Девушка пришла в себя уже утром. Вдруг распахнула мутные от болезни глаза и спросила скрипучим голосом:
— Ты кто?
— Эстэри, — пробормотала я. — Мы… заблудились.
Девушка назвала свое имя — Эри-на-Руп. Избушка, которую мы с Рейей приняли за лесную сторожку, оказалась частью трехдворовой заимки, и до ближайшего большого поселения, которое называлось Красные Горы, было не меньше дня пути, и там, если верить Эри, жил ее настоящий отец — Папаша Мо, который до сего дня свою дочь и в глаза не видывал.
— Мне так и не удалось накопить на представление, — пыталась оправдаться хозяйка домика.
— Ну и нравы у них тут, — шепнула мне на ухо Рейя.
Да уж, что и говорить. Нравы еще те. Мало того, что отец о своих дочерях не знает — в Ильме такое вообразить невозможно, да любой хозяин Двора глотку перегрызет не только за своего ребенка, за любого из дворовых. А все потому, что люди — это самый ценный ресурс. Чем богаче Двор на детей, тем больше дохода он принесет в будущем. А тут, видите ли, она на представление не накопила. Кому представляться-то? Собственному отцу?
— Ага, — нахмурилась я. — А я думала, это мне с Папашей не повезло.
— Да я не о том, — землячка скорчила рожу и стрельнула глазами на руки Эри. — Колец-то нет. Гулящая…

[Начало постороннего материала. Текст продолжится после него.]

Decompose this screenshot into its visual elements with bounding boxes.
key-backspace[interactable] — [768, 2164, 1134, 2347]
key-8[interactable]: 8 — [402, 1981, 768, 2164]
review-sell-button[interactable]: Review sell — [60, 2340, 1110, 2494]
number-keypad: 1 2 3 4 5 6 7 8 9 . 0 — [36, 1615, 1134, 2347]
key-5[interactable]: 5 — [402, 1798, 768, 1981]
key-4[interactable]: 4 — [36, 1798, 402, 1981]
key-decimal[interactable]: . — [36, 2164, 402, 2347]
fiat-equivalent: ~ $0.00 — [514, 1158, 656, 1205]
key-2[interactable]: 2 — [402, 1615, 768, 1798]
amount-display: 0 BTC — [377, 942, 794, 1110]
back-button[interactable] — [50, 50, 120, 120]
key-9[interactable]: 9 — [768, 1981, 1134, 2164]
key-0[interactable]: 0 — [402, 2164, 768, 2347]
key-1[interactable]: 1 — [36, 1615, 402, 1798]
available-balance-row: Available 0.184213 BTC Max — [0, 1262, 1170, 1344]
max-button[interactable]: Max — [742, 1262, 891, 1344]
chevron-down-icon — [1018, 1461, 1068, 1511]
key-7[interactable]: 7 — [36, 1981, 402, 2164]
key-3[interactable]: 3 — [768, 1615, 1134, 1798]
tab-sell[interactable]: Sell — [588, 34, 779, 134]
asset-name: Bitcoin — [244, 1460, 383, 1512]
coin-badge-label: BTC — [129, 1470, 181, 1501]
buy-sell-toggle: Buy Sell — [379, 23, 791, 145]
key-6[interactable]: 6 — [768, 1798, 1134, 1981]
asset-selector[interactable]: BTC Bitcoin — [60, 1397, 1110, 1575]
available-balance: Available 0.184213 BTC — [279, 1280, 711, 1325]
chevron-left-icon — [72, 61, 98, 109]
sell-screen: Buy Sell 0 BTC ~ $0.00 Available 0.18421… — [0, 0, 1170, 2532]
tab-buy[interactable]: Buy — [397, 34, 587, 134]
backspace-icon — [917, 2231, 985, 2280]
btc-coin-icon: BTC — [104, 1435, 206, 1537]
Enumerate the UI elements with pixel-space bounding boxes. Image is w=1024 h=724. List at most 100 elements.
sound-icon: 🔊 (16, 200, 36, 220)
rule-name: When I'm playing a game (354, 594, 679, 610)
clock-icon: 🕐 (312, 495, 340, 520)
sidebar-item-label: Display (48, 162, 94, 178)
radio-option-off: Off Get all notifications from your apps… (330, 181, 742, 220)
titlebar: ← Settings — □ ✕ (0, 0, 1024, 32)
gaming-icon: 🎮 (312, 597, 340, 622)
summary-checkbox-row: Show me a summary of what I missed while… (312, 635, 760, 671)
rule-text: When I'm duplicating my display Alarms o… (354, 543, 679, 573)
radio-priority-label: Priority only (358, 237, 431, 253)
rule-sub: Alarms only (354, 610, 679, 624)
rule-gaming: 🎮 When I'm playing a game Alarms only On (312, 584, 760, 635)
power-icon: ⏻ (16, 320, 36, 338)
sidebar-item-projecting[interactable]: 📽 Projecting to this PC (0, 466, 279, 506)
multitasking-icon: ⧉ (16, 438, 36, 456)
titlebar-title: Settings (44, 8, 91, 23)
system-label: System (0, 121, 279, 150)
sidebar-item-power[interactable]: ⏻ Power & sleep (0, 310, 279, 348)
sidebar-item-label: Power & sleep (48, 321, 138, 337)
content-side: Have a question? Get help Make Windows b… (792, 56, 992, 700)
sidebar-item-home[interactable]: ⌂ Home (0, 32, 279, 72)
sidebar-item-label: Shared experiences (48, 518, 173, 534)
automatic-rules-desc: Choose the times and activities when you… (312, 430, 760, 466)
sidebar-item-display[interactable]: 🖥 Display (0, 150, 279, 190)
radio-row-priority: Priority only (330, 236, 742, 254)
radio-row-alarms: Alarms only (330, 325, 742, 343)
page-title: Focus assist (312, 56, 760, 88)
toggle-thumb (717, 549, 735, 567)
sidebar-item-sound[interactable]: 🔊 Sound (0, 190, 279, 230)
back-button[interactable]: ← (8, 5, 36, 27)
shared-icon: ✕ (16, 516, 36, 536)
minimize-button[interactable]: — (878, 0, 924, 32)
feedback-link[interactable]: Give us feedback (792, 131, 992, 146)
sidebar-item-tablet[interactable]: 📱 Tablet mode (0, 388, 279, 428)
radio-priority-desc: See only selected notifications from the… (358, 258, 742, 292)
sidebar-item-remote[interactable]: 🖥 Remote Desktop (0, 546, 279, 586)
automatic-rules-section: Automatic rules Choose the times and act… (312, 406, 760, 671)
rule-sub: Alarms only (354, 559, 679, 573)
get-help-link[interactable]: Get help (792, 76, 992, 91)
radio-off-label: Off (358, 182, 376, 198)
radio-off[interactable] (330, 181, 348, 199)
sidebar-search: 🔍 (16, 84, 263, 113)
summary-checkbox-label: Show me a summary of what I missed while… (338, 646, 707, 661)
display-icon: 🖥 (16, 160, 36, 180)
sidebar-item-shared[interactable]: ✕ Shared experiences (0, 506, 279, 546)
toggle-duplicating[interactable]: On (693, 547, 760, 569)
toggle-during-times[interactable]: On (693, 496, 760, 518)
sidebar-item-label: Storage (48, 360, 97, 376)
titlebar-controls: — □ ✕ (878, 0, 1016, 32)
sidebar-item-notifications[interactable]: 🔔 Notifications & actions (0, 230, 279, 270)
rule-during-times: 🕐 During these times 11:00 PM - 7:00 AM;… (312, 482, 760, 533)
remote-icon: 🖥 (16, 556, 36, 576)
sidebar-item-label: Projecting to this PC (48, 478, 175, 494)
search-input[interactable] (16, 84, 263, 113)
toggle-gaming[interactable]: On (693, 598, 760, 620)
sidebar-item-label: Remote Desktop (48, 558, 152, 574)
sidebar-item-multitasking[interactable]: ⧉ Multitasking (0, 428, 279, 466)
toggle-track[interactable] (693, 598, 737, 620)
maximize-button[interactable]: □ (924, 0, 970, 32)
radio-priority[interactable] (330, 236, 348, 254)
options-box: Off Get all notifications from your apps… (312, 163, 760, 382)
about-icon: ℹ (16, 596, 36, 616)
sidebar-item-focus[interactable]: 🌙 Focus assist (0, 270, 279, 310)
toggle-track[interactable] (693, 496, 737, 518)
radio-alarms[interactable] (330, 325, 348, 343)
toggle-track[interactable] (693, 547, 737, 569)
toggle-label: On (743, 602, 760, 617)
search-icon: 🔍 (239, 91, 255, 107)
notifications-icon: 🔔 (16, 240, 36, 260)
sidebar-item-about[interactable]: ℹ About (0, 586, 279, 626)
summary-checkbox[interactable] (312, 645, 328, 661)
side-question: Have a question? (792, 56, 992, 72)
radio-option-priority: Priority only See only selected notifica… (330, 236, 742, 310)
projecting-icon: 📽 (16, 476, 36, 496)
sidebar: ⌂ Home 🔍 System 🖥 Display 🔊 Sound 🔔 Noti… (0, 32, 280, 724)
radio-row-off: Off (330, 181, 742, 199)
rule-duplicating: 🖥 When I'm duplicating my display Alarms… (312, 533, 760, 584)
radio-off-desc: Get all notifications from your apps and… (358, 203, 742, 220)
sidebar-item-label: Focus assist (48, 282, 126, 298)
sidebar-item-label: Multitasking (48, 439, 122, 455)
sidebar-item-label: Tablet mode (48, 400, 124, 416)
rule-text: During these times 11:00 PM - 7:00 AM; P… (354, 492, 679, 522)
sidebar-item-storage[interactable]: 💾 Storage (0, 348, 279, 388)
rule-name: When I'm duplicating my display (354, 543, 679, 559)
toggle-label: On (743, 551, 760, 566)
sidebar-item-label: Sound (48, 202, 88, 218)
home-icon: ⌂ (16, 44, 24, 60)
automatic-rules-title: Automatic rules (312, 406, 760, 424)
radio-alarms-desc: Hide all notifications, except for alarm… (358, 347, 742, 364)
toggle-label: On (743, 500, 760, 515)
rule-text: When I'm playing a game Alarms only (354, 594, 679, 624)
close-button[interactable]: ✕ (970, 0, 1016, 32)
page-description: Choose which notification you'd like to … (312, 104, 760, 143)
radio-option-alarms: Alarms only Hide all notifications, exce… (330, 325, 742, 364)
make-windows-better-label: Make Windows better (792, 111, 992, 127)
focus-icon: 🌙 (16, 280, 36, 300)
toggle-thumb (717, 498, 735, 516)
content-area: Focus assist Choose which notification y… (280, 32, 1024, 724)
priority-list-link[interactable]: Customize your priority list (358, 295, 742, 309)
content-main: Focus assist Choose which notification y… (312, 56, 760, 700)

— Не гулящая я, — просипела больная, отворачиваясь к стенке лицом, и мы с Рейей синхронно покраснели. Вот ведь морги! Ведь совсем тихо шептались. — Полтора года назад в Красногорье королевская охота была. Король поохотился и уехал, а егеря и загонщики по здешним лесам еще седмицы две куролесили. Вот в те-то несколько дней я им на глаза и попалась. Даже не помню, сколько их было… Вообще слабо что помню, только что противно было. И больно. Очень. А потом вот Мори родился.